Quizás la contratación sea el aspecto que mayor transformación vaya a experimentar a través de los Smart Contracts y la tecnología blockchain, un auténtico cambio de paradigma que obligará a los abogados a codificar, en términos informáticos, los contratos que ahora redactan, sustituirá las funciones de verificación propias de algunas profesiones jurídicas y que afectará en primer lugar al sector financiero y asegurador.

Aproximadamente la mitad o más del asesoramiento jurídico que prestan los abogados puede automatizarse con algoritmos de inteligencia artificial y técnicas de aprendizaje automático y procesamiento del lenguaje natural. Puestos a disposición del cliente a través de la red, ya sea mediante sistemas abiertos o de pago, sustituirán una parte importante de los actuales servicios que prestan los abogados.

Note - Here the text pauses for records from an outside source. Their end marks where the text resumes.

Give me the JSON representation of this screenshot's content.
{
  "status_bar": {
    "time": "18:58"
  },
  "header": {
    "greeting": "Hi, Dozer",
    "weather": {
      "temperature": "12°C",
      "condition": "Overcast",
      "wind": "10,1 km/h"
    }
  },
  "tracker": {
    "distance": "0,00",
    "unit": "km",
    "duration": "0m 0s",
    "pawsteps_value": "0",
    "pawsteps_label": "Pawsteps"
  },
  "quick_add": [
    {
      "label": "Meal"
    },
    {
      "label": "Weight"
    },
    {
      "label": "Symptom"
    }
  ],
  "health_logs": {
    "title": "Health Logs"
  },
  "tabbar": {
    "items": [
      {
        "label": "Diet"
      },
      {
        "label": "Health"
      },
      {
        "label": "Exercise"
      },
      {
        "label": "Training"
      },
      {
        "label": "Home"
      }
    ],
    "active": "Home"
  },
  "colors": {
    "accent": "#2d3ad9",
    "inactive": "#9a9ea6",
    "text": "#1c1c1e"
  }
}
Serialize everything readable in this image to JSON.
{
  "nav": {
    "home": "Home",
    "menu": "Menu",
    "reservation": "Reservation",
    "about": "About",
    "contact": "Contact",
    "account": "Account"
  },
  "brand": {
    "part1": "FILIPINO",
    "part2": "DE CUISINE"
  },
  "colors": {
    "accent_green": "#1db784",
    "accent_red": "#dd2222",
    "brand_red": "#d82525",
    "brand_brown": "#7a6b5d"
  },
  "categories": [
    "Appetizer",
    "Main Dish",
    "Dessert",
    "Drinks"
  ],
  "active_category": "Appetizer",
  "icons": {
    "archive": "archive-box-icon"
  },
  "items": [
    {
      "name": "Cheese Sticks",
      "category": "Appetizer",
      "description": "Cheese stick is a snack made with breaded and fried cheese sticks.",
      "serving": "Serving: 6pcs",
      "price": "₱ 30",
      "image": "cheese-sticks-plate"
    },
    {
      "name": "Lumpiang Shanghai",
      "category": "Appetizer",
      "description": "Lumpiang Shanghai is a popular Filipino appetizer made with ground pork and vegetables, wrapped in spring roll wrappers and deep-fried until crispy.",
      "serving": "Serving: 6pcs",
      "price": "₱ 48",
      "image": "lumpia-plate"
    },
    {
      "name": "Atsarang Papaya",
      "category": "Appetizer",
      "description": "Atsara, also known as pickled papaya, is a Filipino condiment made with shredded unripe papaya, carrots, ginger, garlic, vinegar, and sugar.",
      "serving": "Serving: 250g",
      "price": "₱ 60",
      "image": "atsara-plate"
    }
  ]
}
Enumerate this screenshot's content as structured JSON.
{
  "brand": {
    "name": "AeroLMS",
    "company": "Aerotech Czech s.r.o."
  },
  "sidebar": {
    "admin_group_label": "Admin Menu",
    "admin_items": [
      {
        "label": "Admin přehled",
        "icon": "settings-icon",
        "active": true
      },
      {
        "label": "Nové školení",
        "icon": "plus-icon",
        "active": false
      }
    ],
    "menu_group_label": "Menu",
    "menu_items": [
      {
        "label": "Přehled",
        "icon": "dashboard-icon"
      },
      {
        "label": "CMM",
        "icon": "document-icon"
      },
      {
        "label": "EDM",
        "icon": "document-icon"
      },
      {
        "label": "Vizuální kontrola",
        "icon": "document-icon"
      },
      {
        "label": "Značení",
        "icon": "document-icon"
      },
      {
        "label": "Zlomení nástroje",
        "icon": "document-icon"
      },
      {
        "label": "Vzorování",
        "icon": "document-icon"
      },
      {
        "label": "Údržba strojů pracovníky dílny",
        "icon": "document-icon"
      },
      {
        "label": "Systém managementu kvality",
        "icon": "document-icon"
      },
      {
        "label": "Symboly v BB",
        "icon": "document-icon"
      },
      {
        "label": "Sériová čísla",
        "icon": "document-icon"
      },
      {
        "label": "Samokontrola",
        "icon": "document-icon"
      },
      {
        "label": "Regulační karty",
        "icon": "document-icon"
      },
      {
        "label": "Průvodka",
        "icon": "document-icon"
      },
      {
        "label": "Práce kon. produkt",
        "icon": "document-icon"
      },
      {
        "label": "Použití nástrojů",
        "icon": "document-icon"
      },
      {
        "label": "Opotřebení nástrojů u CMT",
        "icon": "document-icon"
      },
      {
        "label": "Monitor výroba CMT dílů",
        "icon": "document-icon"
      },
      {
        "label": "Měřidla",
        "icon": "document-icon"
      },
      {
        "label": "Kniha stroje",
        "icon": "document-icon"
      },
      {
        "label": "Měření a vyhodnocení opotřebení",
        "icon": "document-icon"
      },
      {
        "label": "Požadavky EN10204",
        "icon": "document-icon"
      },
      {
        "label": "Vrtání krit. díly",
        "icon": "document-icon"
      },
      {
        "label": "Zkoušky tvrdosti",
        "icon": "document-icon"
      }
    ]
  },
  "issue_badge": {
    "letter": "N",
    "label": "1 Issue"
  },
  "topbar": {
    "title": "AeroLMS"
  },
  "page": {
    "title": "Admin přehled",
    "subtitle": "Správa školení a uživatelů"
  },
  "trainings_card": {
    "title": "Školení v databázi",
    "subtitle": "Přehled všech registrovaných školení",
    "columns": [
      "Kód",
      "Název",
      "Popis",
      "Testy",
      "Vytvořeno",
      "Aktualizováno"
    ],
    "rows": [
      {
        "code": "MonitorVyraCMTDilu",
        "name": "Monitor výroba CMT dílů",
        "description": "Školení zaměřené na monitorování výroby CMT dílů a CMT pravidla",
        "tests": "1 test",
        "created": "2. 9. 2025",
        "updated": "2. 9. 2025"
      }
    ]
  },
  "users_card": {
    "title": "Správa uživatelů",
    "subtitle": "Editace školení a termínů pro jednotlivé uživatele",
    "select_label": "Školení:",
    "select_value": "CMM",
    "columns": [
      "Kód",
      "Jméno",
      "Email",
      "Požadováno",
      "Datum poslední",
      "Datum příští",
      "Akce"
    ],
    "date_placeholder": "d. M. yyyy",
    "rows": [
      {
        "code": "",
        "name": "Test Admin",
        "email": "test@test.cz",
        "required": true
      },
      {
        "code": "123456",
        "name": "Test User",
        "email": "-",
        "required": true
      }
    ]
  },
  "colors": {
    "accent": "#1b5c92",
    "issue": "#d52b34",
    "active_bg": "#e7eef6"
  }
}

Tampoco la ejecución de asuntos jurídicos escapa a esta catarsis pues mediante la automatización robótica de procesos combinada con determinadas herramientas de inteligencia artificial, ni tan siquiera será necesario que sea un abogado quien esté detrás de los asuntos.

El futuro de la profesión
La sustitución del trabajo del abogado por la tecnología va a suceder. Está sucediendo. Sin duda habrá una reducción del número de abogados debido a un reajuste del mercado. Pero se abren otras áreas de trabajo y especialidad jurídica inexistentes hasta ahora, relacionadas con la ética y el uso de la tecnología en prácticamente todos los aspectos de nuestra vida.

El despacho de abogados del futuro no estará integrado únicamente por abogados ni serán estos los que tomen las decisiones de negocio.

El despacho de abogados del futuro en realidad no será ni un “despacho”, ni “de abogados”, será una empresa de servicios jurídicos en la que trabajen conjuntamente profesionales con formaciones técnicas dispares dentro de las cuales habrá siempre una base jurídica y otra ingeniero/informática. Junto a ellos, habrá la combinación adecuada de otros técnicos o profesionales que aportarán la especialidad o área de expertise en que la empresa quiera posicionarse al mercado.

Este es el futuro de la profesión del abogado, que no es malo, es simplemente, distinto.